İNSANIN YARATILIŞ GAYESİ

Tahsin ÖTGÜÇ

Yüce Allah, insanoğlunu dünya sahnesine bir gaye için yoktan var etmiştir. Bu gaye,

 Allah’a teslim olup ona itaat ederek hayat sürdürmektir. Cenabı Hak, tüm dünya insanlığını kendine teslim olmaya davet etmiştir. Bu davete” La ilahe illallah Muhammed ün resülüllah diyerek icabet gösteren insanlara Allah, Müslüman adını vermiştir. Diğerlerine ise gayri Müslim. Genel olarak gayri Müslim olanlar, yaratılış gayelerine uygun olarak hayatlarını idame ettiremeyenlerdir. Yüce Rabbimiz Kur’an-ı Kerim de insanların yaratılış gayesi hususunda şöyle buyurmuştur.”Ben cinleri ve insanları ancak bana kulluk etsinler diye yarattım.” Zariyat,56.İnsanların dünya sahnesinde yaşıyor olmasının bir sebebi vardır, o da Allah’a kulluktur. Allah’a kulluk ise, Hakka ittiba, batıldan içtinap etmektir. Allah’ın razı olmadığı her şeyden uzak durmak, gösterdiği dosdoğru yolda buluşmaktır. 

Allah’a kulluk Allah’ın isteklerini yerine getirmek, hoşlanmadıklarından kaçınmaktır Bunun için Müslüman olarak bizler, Allah’ın emirlerini ve yasak ettiklerini bilmemiz gerekmektedir. Alah’ın bizlere bahşettiği İslam ve imanı, söz ve fiillerle yaşantı haline getirmek gerekir. Bu hususta Peygamber efendimizin hayatını örnek alıp onun ümmeti olarak neler yapmamız gerektiğini tespit edip yaratanımıza karşı görevlerimizi usulüne uygun olarak yerine getirmek, dünyada var olmamızın bir gereğidir.

             Allah’a itaatin olduğu yerde huzur, güven ve mutluluk hâkimdir. Ancak. Müslüman,  Yüce Mevla’nın emirlerini yerine getireceği zaman, şeytan Müslüman’ı yapacağı hayırlı işlerden caydırabilmek için tüm gücünü kullanır. Onu Allah’ın rahmet ve mağfiretiyle aldatmaya çalışır. Bundan dolayı dikkatli olmak zorundayız. Dışarıdan gelen her türlü hayra vesile olmayan duygu ve hislerin arka planında şeytan mevcuttur Bu yönüyle nerede faydası olmayan söylem ve eylem, gurur, kibir, insanları hor hakir görme var ise, orada şeytan vardır. Şeytanın amacı, Müslümanları, Yaratandan uzaklaştırmak, dünya ve Ahiretini perişan etmektir. Bunları sağlayabilmek için olanca gücüyle Müslüman’a yüklenir. Kendisine ve topluma faydası olmayan işlerle meşgul eder. Kişi bu hal içinde kendini boşlukta hisseder. Karamsar olur, geleceğe güvenle bakamaz hale gelir. Bu durumdan kurtulmanın yolu Kuranda buluşmaktan geçer. Kuran, müminler için manevi ilaçtır.                         
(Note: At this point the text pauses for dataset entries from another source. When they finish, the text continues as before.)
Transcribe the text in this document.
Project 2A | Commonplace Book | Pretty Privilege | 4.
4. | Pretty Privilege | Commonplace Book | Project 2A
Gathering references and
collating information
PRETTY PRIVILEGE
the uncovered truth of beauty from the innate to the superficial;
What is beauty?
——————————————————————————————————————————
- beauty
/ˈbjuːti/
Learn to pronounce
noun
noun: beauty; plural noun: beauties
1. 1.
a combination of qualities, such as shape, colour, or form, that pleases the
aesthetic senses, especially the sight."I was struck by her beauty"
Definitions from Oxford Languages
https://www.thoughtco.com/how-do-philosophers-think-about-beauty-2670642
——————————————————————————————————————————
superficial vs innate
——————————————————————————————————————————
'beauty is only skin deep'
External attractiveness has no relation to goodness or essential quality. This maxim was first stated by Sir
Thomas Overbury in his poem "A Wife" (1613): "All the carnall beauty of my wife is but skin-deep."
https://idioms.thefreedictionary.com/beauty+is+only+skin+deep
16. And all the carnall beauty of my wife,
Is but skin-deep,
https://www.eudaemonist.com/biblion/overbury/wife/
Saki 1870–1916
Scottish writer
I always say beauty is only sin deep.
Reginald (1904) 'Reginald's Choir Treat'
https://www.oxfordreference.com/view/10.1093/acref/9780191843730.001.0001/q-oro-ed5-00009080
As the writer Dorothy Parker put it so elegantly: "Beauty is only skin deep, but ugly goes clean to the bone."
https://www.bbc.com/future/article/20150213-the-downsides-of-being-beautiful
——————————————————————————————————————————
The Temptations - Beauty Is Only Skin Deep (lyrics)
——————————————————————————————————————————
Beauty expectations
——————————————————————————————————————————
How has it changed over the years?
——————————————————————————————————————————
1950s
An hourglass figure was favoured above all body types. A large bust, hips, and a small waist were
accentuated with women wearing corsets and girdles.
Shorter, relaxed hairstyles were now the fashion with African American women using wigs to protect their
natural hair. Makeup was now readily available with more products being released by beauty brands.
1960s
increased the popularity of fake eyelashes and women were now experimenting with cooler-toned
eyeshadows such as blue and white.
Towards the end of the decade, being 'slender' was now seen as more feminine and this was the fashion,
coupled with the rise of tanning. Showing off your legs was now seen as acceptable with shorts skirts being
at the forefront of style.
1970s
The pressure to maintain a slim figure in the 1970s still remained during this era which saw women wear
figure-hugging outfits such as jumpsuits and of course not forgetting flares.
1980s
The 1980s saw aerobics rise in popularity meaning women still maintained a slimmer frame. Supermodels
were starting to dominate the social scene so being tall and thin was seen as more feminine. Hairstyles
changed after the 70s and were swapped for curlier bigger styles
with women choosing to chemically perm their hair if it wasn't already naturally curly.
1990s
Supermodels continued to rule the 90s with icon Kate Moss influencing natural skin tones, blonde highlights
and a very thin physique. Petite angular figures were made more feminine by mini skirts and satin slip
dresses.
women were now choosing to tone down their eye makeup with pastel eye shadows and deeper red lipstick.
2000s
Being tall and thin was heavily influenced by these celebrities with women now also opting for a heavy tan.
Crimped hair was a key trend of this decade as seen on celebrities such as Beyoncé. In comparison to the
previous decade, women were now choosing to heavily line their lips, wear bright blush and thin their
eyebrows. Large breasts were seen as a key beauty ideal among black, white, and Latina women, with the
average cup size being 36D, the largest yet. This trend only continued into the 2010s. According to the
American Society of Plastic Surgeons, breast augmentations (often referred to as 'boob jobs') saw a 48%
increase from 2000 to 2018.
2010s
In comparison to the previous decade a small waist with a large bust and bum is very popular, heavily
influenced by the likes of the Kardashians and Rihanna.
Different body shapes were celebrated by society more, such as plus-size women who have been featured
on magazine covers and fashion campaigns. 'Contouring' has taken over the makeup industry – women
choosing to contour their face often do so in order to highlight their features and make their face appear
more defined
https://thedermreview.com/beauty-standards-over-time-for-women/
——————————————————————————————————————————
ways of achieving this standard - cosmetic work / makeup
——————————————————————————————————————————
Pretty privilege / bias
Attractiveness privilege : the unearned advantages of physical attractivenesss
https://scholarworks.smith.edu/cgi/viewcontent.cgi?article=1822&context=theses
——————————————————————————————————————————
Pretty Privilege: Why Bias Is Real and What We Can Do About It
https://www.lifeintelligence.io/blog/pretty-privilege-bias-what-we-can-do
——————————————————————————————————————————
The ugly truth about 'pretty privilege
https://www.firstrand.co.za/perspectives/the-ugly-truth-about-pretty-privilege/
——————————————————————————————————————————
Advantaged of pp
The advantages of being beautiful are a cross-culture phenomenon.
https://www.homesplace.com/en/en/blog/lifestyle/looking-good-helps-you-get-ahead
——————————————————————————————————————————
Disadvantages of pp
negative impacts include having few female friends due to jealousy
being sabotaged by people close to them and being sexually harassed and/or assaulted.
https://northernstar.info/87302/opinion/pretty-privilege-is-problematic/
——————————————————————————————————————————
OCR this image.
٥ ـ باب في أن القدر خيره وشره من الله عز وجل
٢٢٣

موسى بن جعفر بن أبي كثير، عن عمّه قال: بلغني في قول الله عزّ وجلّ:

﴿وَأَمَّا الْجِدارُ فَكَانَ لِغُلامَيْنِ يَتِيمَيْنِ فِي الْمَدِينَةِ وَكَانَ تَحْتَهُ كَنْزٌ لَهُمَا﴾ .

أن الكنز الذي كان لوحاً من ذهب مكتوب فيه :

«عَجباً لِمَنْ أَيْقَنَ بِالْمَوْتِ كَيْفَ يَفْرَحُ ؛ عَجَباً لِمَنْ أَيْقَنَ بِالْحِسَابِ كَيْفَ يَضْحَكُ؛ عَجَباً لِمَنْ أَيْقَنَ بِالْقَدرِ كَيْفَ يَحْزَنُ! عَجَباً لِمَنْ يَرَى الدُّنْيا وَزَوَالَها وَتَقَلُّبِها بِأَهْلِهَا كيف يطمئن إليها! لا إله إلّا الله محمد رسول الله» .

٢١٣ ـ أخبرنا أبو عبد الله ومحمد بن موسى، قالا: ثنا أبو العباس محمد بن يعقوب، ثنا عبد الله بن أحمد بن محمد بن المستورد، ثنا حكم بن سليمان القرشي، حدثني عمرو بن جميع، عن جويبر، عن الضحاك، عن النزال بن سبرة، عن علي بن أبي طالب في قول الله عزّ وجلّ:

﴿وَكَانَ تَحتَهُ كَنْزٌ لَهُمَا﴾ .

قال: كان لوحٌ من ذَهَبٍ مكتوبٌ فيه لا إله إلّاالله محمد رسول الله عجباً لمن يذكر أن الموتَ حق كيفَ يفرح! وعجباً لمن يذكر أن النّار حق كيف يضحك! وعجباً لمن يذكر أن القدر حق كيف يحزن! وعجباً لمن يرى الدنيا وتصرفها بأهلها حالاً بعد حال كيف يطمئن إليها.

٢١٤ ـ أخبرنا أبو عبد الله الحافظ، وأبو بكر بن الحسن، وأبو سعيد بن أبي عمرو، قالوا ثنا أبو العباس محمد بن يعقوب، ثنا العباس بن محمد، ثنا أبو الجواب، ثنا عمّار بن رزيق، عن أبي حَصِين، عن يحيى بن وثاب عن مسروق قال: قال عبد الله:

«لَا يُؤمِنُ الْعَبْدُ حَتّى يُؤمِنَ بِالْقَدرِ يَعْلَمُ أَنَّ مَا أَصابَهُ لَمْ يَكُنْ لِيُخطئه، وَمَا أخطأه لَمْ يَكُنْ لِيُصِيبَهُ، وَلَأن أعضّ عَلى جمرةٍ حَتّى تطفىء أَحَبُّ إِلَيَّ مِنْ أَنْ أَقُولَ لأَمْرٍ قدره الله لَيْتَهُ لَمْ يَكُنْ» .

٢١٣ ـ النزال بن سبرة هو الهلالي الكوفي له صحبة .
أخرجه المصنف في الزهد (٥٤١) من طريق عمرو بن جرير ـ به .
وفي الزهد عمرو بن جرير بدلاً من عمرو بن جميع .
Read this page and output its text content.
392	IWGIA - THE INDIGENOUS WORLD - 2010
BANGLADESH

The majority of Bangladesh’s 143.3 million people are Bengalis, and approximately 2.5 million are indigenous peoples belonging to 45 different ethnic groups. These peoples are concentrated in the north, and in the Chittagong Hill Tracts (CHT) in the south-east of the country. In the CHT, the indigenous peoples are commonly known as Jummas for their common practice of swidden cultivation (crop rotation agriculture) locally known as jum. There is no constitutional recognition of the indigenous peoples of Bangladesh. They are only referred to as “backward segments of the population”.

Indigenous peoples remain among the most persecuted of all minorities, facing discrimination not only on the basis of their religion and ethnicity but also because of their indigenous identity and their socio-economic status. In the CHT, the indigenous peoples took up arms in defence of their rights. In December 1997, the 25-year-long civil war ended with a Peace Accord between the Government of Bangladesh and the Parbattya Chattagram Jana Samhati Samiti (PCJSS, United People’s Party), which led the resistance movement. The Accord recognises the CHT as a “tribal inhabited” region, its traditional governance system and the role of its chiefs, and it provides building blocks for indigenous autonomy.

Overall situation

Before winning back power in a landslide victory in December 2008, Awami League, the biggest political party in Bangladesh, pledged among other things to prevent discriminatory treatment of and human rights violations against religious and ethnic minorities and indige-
            Yaratılış gayemize göre yaşamayı engellemeye çalışan şeytanın şerrinden kendimizi korumak için, her işimize besmele ile başlamaya özen göstermemiz önem arz eder. Vaktin kıymetini bilerek hakkı verilmeli, Allah’ın isteklerini yerine getirme adına, bu günün işi, yarına bırakılmadan zamanında yapılmalıdır. Boş zamanlar, kitap okuyarak, araştırma yapılarak geçirilmelidir. Bilinmelidir ki, üzerinde yaşadığımız bu âlemde bizler misafiriz. Bu misafirliğin ne zaman, nerede sona ereceği belli değildir. Bunun için temkinli ve tedbirli olmamız lazım gelir.. Kimseye muhtaç olmayacak şekilde dünya için çalışırken Ahiret hazırlığını da yapmayı ihmal etmemek, o denli önemlidir.. İdrak etmek gerekir ki, dünyada var olma amacımız tektir ve Allah’a itaattir. Allaha itaatin uygulanacağı yer de bu dünyadır. Bu bakımdan dünya hayatını iyi değerlendirenler, geleceğe güvenle bakarlar.   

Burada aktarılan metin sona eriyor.